How to prepare for a doctor’s appointment

People may wish to prepare a list of their symptoms, any medications, over-the-counter (OTC) treatments, or supplements they are taking, and consider a note-taking device for their appointment.

It may also be helpful if a person takes a list of questions they wish to ask the healthcare professional. Example questions include:

  • What treatment options are there for BV?
  • How effective are the treatment options?
  • Are there any specific instructions for taking medication for BV?
  • What should I do if I have recurrent BV?
  • Is there a way to prevent BV?
  • Are there any OTC treatments or lifestyle changes that may help reduce symptoms?

People can lower their risk of BV by:

  • avoiding douching, as this can disrupt the balance between vaginal healthy and harmful bacteria
  • limiting the number of sexual partners
  • using condoms when engaging in sexual activity
  • avoiding using soaps and shower gels that contain perfumes
  • avoiding using vaginal deodorants
  • avoiding scented tampons or menstrual products
  • keeping the genital area dry

Below are answers to common questions about BV medications.

What is the best medication for BV?

The best medications for BV are topical or oral antibiotics. Each requires a prescription from a healthcare professional.

Can you get rid of BV without going to the doctor?

BV can sometimes resolve on its own. However, up to 80% of people will get recurrent BV infections, and the CDC recommends people speak with a doctor as soon as possible.

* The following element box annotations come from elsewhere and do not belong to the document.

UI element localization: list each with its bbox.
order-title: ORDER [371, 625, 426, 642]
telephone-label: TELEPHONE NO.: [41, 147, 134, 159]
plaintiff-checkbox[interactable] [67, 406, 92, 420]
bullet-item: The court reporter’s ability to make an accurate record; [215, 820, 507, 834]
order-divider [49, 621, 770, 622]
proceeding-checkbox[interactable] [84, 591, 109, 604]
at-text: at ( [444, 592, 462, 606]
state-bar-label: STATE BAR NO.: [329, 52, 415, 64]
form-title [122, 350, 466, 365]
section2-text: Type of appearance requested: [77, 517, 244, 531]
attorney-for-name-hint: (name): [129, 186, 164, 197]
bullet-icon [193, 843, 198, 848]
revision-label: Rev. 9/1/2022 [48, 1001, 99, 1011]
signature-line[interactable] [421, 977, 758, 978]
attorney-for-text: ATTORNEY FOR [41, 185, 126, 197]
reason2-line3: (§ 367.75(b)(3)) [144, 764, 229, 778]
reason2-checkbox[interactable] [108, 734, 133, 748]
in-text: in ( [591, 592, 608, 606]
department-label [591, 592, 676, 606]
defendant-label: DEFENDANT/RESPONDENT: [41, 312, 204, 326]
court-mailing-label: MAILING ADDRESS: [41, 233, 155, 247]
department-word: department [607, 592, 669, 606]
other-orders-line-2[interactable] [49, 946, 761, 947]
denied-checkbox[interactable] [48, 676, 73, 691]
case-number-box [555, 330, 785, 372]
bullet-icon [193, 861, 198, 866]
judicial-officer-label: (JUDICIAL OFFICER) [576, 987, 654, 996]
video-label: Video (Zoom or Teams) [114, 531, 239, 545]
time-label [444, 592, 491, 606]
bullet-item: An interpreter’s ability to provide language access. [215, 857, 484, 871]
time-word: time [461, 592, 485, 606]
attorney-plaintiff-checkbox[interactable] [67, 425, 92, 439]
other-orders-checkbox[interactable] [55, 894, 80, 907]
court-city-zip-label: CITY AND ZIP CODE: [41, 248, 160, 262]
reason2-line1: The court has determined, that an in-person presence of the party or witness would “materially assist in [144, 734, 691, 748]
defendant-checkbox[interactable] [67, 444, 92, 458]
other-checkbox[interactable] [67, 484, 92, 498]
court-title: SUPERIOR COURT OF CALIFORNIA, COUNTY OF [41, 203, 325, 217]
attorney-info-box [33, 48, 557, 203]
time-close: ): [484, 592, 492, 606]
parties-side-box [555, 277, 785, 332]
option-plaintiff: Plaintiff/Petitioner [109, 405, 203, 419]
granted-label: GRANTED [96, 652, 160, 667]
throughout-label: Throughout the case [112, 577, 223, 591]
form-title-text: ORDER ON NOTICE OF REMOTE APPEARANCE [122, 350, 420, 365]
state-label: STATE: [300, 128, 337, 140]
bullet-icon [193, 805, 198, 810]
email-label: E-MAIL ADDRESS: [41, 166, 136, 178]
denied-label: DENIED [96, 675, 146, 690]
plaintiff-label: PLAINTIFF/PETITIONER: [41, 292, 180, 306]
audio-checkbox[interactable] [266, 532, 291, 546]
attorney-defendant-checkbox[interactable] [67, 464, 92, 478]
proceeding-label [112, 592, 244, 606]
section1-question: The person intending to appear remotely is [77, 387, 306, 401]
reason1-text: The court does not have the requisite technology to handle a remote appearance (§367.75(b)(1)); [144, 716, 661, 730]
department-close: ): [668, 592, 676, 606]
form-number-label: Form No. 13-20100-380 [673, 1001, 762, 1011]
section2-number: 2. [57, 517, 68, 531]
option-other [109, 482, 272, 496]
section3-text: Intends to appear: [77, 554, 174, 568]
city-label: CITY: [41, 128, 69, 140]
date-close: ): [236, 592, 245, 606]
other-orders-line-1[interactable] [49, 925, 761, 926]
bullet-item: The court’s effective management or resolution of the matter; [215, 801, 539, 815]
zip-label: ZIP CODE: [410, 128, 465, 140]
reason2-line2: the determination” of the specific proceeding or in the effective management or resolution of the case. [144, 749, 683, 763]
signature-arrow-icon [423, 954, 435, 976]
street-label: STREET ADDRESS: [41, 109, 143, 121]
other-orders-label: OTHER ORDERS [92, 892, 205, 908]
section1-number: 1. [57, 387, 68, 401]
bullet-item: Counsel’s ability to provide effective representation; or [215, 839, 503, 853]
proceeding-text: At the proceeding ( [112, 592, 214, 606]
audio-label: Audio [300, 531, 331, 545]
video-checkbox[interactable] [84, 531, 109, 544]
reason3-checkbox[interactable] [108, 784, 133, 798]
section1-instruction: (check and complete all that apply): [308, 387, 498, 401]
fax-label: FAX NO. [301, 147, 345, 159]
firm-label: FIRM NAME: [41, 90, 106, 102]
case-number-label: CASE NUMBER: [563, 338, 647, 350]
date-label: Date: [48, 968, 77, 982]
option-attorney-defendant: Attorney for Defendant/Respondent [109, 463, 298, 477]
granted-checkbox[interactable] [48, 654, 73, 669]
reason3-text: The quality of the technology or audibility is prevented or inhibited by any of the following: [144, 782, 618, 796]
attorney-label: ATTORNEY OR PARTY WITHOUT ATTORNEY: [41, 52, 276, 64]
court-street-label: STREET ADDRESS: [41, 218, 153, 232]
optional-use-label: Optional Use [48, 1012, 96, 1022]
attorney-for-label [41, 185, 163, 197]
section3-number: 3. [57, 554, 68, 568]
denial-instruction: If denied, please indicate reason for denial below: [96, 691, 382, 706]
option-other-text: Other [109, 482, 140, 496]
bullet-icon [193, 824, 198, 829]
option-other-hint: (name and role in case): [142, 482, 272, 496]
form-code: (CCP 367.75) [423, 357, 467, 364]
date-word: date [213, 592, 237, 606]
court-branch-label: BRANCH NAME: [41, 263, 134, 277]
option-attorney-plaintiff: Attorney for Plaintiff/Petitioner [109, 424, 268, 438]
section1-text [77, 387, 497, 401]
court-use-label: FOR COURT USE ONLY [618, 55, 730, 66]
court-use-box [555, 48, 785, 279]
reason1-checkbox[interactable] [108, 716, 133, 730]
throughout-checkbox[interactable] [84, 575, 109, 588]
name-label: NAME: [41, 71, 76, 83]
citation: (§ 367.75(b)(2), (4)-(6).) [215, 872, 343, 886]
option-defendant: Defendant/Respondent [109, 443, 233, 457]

Recent research does not suggest that home remedies are particularly effective for BV.

Is bacterial vaginosis an STI?

BV is not an STI. However, the CDC states that BV is more common in sexually active individuals and that having BV increases a person’s risk of developing STDs.

BV occurs when there is an imbalance of bacteria in the vagina. BV does not always cause symptoms, but if they do occur, a person can seek a doctor’s advice to receive a diagnosis and start a course of treatment.

A doctor may prescribe antibiotics to treat BV. If antibiotics are not effective, a doctor may recommend another treatment plan.

Those with BV cannot purchase medication without a prescription. However, a person can consider using home remedies to help treat BV and potentially reduce the chances of BV developing.